Davis believes that Coyle will eventually turn Rovers’ fortunes around, having been mightily close to registering his first win in charge in the 2-2 draw with Burton last week, but the Scot will have to improve a woeful lack of fitness if he is to do it.
Centre-midfielders Hope Akpan and Jack Byrne look ill-suited to a 4-4-2 as they were overran by Crewe’s crisp passing and movement, while a defence that could not deal with Chris Dagnall and Alex Kiwomya is in desperate need of organisation.
A distracted Duffy partnered Scott Wharton, the 18 year old who only made his debut on Saturday, on Tuesday and they appeared distinctly short of nous and leadership.
Wes Brown, who has trained with Blackburn all summer, may solve those defensive issues; if the owners can search down the back of the sofa to form a contract offer, that is.

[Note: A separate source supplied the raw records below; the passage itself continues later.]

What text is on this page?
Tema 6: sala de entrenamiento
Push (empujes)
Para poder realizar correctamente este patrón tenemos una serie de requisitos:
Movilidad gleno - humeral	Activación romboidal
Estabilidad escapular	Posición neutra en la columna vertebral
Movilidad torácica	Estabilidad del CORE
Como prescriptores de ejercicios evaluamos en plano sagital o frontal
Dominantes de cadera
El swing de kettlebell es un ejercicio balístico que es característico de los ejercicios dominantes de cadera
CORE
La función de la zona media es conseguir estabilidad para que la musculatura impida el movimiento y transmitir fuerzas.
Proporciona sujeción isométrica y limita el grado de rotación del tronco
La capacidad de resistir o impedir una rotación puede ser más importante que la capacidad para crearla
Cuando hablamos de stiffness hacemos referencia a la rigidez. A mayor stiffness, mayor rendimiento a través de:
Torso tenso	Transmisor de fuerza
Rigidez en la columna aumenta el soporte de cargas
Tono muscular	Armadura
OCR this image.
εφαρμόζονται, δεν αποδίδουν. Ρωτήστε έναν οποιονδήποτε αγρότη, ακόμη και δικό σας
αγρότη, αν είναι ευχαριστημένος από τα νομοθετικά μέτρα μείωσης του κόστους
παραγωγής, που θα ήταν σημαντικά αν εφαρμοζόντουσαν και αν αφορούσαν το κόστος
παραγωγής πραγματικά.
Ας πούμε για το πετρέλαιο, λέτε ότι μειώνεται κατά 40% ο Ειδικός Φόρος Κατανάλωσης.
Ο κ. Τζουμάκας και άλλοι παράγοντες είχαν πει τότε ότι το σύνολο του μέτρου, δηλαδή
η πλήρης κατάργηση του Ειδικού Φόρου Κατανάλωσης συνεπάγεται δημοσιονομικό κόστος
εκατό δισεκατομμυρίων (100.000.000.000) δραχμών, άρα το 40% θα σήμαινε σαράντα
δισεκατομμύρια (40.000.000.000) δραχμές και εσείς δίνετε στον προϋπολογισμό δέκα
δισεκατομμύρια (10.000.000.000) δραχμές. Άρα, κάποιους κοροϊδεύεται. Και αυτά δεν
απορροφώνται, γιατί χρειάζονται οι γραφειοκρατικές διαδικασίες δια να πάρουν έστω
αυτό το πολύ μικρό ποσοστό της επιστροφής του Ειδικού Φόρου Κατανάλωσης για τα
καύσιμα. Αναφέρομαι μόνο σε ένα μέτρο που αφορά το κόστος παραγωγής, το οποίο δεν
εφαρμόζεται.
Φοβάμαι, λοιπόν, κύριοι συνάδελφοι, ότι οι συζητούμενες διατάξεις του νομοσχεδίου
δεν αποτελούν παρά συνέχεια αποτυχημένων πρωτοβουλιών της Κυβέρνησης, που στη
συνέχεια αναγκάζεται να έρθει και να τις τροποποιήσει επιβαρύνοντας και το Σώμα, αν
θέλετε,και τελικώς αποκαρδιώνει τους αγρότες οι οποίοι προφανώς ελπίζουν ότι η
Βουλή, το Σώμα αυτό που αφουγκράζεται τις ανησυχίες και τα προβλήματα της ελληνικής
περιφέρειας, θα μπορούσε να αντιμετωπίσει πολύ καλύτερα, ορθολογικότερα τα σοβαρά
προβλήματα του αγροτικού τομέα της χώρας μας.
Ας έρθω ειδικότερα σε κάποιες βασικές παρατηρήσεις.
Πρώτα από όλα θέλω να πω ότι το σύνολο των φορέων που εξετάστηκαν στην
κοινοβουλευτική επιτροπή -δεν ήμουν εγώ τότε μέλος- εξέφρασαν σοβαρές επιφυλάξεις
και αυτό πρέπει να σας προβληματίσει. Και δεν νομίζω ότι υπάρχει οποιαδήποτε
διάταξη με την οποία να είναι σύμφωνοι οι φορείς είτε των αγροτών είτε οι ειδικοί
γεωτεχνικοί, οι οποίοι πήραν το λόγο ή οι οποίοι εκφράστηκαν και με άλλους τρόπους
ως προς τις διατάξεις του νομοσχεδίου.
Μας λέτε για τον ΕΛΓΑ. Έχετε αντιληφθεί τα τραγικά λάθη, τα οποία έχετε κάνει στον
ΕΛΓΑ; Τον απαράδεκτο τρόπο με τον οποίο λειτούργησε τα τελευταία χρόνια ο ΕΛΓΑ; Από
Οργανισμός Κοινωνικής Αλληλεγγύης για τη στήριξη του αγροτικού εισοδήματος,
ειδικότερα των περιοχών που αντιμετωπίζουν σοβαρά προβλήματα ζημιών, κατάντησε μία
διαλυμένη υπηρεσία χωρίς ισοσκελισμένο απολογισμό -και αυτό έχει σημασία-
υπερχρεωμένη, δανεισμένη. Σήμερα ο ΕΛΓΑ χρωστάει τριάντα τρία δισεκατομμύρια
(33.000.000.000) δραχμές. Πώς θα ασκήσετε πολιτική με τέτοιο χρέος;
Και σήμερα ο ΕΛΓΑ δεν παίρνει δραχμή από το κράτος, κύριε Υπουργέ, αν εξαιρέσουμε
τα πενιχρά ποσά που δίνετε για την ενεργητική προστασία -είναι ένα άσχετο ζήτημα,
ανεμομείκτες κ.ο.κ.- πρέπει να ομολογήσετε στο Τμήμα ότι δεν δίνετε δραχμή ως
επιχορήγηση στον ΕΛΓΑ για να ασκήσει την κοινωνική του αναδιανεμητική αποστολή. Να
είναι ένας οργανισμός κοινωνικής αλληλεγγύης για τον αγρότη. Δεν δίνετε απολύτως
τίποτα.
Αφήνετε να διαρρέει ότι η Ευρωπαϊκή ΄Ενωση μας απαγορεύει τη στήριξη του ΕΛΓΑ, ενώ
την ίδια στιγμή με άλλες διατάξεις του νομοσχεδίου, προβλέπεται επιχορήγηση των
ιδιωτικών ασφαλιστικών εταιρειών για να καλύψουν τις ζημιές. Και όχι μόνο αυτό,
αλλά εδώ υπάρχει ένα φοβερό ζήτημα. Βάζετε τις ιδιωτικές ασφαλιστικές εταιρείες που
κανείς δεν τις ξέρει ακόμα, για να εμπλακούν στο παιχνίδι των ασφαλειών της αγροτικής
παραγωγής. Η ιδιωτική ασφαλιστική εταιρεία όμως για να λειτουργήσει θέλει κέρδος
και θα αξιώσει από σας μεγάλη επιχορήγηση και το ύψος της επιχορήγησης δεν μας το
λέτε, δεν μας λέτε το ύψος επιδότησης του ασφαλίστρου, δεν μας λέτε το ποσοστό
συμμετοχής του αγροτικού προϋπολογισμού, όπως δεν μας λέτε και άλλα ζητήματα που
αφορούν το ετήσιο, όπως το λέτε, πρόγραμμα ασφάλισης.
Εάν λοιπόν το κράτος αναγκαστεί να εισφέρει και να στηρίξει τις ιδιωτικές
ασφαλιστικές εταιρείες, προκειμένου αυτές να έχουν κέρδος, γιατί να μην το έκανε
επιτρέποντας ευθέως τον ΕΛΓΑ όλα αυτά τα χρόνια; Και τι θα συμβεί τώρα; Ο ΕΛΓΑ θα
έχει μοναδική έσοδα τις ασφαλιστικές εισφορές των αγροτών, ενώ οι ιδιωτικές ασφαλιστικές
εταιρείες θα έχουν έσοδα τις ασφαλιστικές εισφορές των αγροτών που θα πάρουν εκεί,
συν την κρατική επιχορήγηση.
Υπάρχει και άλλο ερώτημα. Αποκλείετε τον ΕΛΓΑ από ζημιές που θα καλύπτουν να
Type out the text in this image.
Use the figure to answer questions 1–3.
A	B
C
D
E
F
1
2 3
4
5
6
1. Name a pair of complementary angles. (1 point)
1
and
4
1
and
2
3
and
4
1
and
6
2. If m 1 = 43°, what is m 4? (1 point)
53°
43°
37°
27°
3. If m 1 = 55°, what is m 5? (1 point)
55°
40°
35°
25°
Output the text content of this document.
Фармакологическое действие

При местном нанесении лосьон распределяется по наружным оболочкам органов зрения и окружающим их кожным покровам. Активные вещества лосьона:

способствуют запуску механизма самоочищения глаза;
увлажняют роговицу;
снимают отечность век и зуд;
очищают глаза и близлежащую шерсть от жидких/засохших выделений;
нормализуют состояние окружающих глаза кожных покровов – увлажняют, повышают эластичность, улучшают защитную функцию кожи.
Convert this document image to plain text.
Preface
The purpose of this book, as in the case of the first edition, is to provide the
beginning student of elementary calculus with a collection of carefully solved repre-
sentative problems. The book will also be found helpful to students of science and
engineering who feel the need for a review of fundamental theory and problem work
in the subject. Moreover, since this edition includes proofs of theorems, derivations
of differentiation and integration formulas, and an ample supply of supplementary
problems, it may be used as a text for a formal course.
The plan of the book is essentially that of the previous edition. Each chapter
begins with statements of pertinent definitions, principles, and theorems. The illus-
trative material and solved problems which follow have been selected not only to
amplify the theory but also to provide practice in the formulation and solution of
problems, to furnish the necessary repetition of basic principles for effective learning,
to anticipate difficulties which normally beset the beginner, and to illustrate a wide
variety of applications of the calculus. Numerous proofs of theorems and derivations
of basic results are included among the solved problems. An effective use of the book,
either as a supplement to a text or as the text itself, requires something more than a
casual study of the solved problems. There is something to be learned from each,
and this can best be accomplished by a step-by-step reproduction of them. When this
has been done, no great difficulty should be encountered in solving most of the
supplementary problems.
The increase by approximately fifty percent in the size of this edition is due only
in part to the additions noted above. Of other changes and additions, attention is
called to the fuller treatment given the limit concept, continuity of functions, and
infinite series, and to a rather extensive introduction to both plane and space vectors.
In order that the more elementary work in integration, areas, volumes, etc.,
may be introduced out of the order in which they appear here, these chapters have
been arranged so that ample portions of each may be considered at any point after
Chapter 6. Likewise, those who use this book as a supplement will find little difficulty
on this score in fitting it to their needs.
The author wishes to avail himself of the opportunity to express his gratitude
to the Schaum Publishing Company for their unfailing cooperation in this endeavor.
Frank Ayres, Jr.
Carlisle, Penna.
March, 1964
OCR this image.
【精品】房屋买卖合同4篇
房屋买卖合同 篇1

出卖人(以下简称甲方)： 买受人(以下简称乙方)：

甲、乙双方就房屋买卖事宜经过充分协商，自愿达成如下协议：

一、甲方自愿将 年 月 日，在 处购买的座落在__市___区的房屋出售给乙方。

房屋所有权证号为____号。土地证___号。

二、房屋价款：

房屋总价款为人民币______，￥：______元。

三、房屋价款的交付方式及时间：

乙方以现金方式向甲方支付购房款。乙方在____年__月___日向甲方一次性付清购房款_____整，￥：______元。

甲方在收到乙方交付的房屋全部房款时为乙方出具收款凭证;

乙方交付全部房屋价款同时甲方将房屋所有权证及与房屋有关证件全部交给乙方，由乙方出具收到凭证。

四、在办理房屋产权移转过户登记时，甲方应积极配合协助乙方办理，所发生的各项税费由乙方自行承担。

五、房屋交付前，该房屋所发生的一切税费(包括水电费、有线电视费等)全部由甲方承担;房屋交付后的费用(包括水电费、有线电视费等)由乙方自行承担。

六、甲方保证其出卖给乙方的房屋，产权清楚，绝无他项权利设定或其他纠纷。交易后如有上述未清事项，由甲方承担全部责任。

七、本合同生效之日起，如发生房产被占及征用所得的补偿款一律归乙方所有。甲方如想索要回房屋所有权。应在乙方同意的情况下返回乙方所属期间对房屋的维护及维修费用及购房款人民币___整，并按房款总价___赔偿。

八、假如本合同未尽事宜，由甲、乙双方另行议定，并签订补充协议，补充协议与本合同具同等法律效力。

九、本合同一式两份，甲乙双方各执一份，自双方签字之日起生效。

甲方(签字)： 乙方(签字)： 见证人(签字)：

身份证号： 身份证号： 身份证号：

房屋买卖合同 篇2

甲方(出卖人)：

Still, there were positives for Blackburn to take as they seek a first league win. Anthony Stokes and the on-loan Sam Gallagher were lively and aggressive in attack, feeding on the service from wingers Liam Feeney and Craig Conway, also impressive in the draw with Burton as he hit a cracking opener, which remained dangerous throughout.
The quality of set-pieces was constantly outstanding and Coyle was right to praise the character of his team for fighting back to take an eventual 4-3 win in extra-time.
It was a tough night that at times threatened mutiny, but Coyle will be relieved to make round three carrying on some optimism from the victory for his troubled squad.
It is just regrettable that, with so many fans alienated past the point of return, the amount of people watching his team progress will be scarce, regardless of how much their owners reduce the admission prices.